Providing Dads With MoMENtum

There was an unusually male-sounding buzz coming from Santa Maria on Wednesday night.  Ninety dads gathered in the Community Room for conversation, drinks and an outstanding presentation by Dr Brett Dellar. It was the first Men of Santa event of the year and it was a great experience for all present.

Brett Dellar is a speaker, health and wellness advocate, Beyond Blue ambassador and life coach. His business, MonMENtum, addresses the mental health issues that impact the lives of men, with a particular focus on depression and suicide.

Brett is a chiropractor, so his professional interest in health and wellbeing is obvious, however, it is his 30-year struggle with depression that makes his story and messages so compelling.

Early in life, Brett was taught to wear a ‘man-mask’, as so many of our boys and men are. Despite abuse as a child he wore a mask that said, “I’m okay” and he didn’t share his story or his pain with anyone. This tough exterior was exaggerated by his time in the police force where that tough exterior is so necessary and valued.

Two years ago, Brett became involved with an organisation called, Real Education. At one of their courses he was asked by a friend and mentor, “Aren’t you sick of being in pain?” It was the turning point in Brett’s life. He went on to tell his story and begin the healing process. He acknowledges that it wasn’t easy. He says, “It was a rollercoaster. Old Brett was dead but new Brett was yet to be born.”

In the two years since Brett first owned his story, he has become a passionate advocate for men. He wants more men to have the opportunity to live a full life. He sees his biggest obstacle as the stigma that exists for men about appearing weak. There is a very strong and clear narrative around who a man should be for himself and for those around him.

When asked what men can do to benefit their mental health, Brett gave these four very clear steps:

  1. Be brutally honest and acknowledge if a problem exists. He says we all have a story and we are all a little bit broken.
  2. Make a decision to get help.
  3. Ask for help and accept that help.
  4. Take action. He recommends a timeline of fewer than six months.

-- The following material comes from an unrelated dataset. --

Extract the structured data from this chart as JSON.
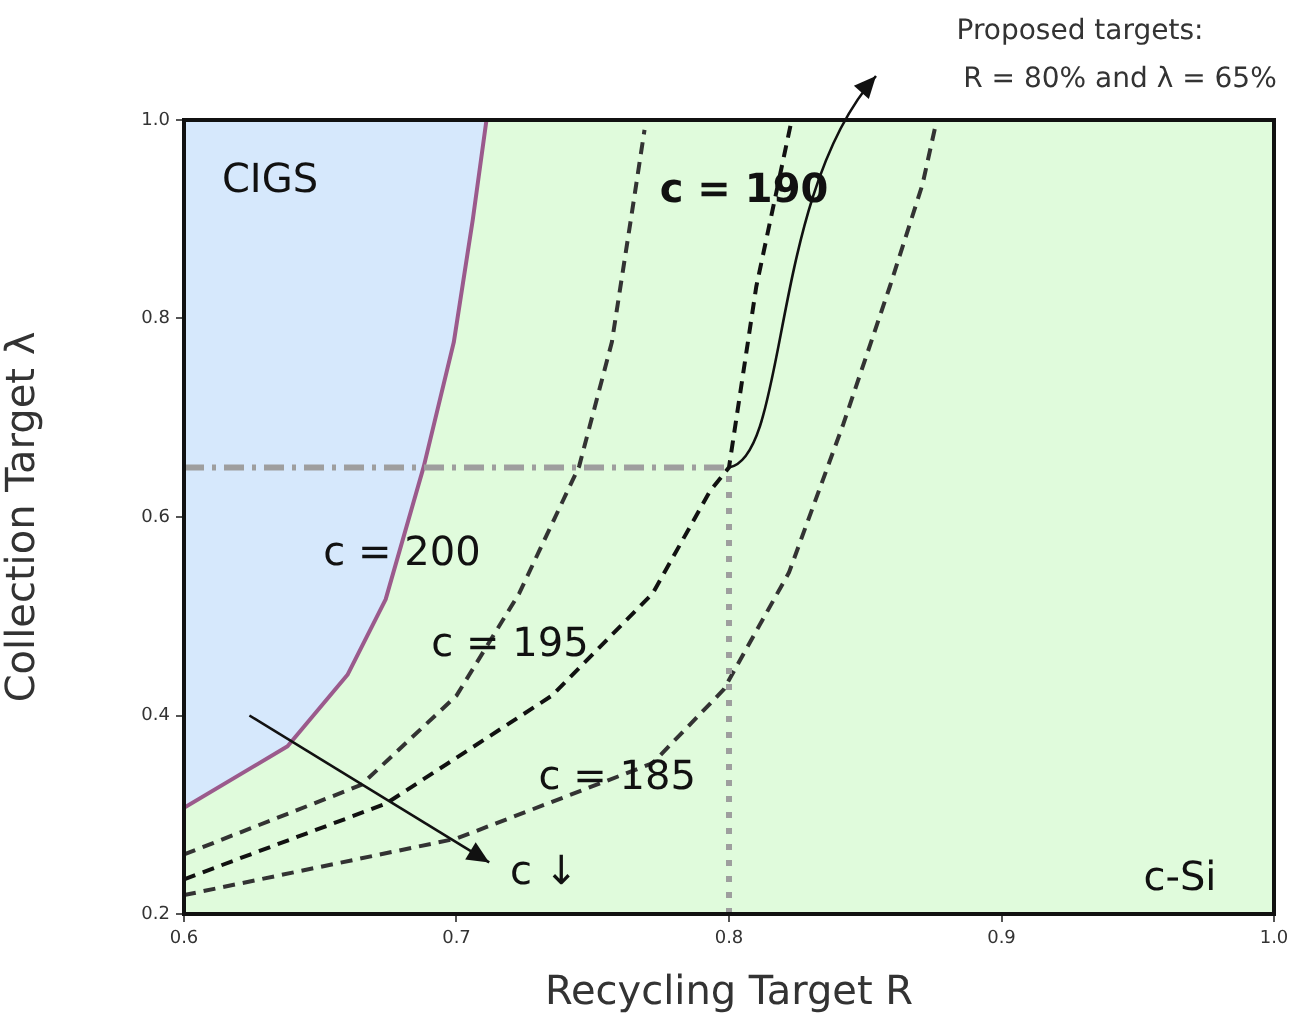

What that action might be will vary from person to person. Men need to find what works for them, whether it be a psychologist, men’s groups, confiding in close friends or attending a weekend course like the one Brett offers.

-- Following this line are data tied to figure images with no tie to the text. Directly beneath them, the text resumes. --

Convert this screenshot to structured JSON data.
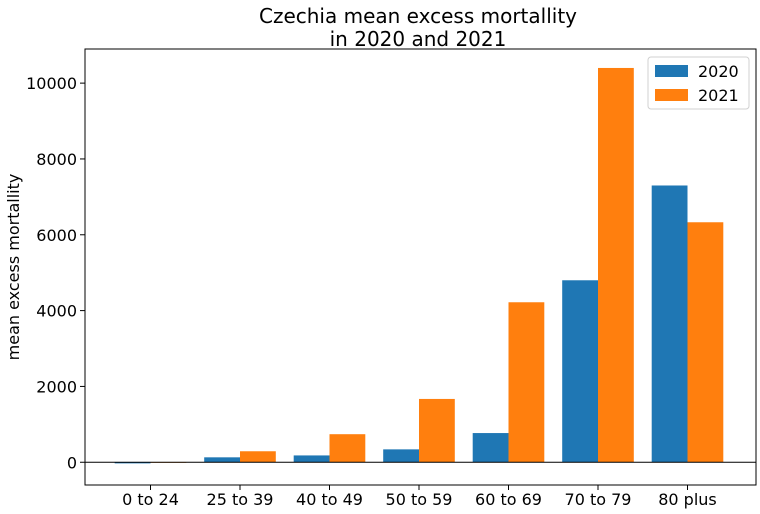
{
  "chart_data": {
    "type": "bar",
    "title_lines": [
      "Czechia mean excess mortallity",
      "in 2020 and 2021"
    ],
    "xlabel": "",
    "ylabel": "mean excess mortallity",
    "categories": [
      "0 to 24",
      "25 to 39",
      "40 to 49",
      "50 to 59",
      "60 to 69",
      "70 to 79",
      "80 plus"
    ],
    "series": [
      {
        "name": "2020",
        "color": "#1f77b4",
        "values": [
          -30,
          130,
          180,
          340,
          770,
          4800,
          7300
        ]
      },
      {
        "name": "2021",
        "color": "#ff7f0e",
        "values": [
          -10,
          290,
          740,
          1670,
          4220,
          10400,
          6330
        ]
      }
    ],
    "ylim": [
      -600,
      10900
    ],
    "yticks": [
      0,
      2000,
      4000,
      6000,
      8000,
      10000
    ],
    "zero_line": true,
    "grid": false,
    "legend_position": "top-right"
  }
}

He also asks men to learn to listen carefully to one another. “Ask the right questions and then shut up and let them talk. Don’t interrupt. Encourage them and support them, but leave the talking to them.”

Brett says the key to men’s health is men finding balance. He says, “We need our bloke time. It’s important to spend time with your mates and do blokey stuff, but we need to acknowledge that we can’t be that all the time. We need to step back and connect meaningfully with our families and friends.”